One of the biggest decisions about the future of the Colorado Avalanche has been made.
The Avalanche signed Martin Necas to an eight-year contract extension Thursday, worth $11.5 million per season, a league source confirmed to The Denver Post. Necas, who will turn 27 years old in January, would have been an unrestricted free agent after this season.
Necas has seven goals and 13 points in 11 games this season for the Avs. He was the marquee asset in Colorado’s return for the Mikko Rantanen trade with the Carolina Hurricanes this past January.
A Czechia native, Necas has played almost exclusively on the top line next to Nathan MacKinnon since arriving with the club. Necas finished last season with 27 goals and a career-high 83 points.

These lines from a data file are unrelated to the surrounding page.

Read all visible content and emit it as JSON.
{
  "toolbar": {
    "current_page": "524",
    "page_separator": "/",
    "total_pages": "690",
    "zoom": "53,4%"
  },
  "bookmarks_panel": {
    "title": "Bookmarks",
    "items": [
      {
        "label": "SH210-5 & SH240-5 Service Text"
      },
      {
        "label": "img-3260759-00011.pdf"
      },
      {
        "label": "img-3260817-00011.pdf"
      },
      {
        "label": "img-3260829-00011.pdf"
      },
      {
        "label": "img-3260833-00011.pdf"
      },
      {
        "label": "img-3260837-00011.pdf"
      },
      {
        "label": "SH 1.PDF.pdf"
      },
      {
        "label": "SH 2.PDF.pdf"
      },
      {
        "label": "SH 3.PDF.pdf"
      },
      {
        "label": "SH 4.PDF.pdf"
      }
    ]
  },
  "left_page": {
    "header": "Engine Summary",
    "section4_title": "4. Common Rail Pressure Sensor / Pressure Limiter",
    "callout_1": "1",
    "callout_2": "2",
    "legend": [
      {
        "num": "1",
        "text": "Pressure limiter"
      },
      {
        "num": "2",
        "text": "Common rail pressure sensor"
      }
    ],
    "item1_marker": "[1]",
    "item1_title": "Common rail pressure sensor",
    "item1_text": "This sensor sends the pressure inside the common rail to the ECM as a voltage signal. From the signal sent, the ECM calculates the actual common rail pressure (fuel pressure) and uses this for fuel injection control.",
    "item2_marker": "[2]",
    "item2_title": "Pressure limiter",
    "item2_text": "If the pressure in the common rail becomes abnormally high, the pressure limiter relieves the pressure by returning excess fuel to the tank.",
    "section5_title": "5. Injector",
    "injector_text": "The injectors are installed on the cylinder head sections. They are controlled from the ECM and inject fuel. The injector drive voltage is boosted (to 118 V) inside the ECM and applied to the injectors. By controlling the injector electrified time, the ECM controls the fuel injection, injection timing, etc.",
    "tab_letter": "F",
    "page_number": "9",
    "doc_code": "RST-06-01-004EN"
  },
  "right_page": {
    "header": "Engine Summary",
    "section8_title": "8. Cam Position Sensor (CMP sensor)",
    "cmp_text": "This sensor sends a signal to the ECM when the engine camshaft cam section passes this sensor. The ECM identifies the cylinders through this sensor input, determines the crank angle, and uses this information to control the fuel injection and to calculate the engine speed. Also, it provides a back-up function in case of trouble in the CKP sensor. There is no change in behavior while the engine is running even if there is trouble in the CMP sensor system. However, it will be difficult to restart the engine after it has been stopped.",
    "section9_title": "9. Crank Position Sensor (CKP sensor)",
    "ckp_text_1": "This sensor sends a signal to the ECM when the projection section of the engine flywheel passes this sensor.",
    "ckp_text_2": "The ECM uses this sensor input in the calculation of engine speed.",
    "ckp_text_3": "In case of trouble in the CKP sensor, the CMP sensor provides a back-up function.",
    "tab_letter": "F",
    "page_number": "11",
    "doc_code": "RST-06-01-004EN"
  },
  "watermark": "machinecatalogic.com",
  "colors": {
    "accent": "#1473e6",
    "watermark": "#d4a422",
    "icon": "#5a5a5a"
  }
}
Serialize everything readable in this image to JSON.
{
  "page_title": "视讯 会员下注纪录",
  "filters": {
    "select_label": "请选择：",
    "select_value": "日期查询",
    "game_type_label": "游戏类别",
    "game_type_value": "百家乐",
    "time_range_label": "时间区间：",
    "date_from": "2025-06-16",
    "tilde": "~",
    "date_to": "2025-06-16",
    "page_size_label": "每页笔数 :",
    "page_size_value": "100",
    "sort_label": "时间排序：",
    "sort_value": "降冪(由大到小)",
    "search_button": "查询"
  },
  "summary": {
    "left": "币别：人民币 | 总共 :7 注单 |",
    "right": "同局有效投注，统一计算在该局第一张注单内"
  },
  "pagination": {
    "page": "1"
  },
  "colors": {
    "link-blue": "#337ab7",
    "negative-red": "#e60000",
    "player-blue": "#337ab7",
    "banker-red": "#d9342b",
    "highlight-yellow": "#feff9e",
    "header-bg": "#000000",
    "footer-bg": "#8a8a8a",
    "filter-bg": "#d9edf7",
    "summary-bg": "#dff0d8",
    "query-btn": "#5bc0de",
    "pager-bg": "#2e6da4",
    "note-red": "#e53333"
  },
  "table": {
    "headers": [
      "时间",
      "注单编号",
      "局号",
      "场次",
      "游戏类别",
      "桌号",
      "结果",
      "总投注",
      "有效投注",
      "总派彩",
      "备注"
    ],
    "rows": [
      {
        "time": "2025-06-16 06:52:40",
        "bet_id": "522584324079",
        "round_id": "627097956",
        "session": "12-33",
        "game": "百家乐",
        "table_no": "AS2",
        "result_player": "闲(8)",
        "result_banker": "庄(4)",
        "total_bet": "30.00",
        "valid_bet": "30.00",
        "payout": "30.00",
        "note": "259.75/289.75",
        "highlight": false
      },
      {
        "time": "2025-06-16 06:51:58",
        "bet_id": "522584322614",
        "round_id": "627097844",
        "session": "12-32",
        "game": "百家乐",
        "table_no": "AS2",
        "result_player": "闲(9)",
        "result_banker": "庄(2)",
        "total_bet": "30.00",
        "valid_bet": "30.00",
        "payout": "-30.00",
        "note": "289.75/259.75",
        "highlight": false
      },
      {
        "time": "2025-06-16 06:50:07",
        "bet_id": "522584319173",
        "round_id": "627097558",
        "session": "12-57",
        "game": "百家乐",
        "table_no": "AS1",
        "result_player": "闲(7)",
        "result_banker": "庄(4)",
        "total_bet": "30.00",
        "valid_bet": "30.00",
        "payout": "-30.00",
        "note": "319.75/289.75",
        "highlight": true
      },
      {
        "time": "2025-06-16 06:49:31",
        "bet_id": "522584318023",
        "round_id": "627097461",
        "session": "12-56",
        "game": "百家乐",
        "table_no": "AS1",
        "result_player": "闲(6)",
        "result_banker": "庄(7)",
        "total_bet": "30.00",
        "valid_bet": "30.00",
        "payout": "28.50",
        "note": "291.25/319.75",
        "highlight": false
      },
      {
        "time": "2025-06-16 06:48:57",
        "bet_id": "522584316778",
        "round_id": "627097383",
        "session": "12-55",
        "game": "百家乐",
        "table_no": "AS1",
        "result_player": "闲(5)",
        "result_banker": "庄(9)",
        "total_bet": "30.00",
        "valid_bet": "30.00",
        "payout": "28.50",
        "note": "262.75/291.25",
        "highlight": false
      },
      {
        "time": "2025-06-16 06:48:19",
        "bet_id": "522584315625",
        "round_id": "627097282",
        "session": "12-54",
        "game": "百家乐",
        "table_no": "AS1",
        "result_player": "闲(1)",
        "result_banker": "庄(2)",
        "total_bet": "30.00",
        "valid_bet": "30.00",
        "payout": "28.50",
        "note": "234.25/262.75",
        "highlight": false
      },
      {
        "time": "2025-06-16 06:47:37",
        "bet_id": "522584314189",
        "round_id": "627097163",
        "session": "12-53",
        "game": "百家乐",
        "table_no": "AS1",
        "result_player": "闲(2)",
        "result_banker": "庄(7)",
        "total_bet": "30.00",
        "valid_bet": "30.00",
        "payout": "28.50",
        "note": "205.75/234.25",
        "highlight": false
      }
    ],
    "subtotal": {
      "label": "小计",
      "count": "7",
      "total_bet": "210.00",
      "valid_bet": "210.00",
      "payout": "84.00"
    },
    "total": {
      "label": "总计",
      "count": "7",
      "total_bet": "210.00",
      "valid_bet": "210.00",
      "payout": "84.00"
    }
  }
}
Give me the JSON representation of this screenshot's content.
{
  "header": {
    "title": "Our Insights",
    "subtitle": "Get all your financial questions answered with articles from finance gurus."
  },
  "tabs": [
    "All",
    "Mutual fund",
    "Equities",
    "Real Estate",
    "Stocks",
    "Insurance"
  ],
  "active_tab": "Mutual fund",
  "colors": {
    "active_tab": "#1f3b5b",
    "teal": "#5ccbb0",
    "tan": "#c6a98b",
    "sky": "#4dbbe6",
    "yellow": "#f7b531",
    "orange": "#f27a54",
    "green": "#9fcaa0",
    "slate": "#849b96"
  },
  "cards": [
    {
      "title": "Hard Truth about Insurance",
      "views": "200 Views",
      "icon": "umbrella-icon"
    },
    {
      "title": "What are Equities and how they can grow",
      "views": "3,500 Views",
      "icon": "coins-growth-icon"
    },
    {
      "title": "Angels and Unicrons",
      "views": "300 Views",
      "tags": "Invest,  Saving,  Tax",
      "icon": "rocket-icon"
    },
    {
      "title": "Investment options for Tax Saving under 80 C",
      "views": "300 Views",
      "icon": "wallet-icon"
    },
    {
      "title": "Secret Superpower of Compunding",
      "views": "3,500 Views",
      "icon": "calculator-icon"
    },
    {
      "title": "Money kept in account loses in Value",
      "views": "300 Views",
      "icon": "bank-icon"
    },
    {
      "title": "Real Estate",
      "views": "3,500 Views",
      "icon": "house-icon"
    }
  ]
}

Rantanen was a pending UFA last season, and when the two sides couldn’t agree to a new contract, the Avs stunned the hockey world by sending their homegrown star to the Hurricanes for Necas, Jack Drury and two draft picks. Rantanen spent six weeks with the Hurricanes before being dealt again to the Dallas Stars, where he signed an eight-year, $96 million deal.
The $92 million committed to Necas makes it the second-largest contract in team history, trailing only MacKinnon’s eight-year, $100.8 million pact signed in September 2022. This could be the last eight-year contract the Avs agree to. There is a seven-year maximum in the next collective bargaining agreement, so Sept. 15, 2026, is the last day for eight-year deals.
Cale Makar, who is a pending UFA after the 2026-27 season, could sign for eight years if the deal gets done between July 1 and Sept. 15 next year.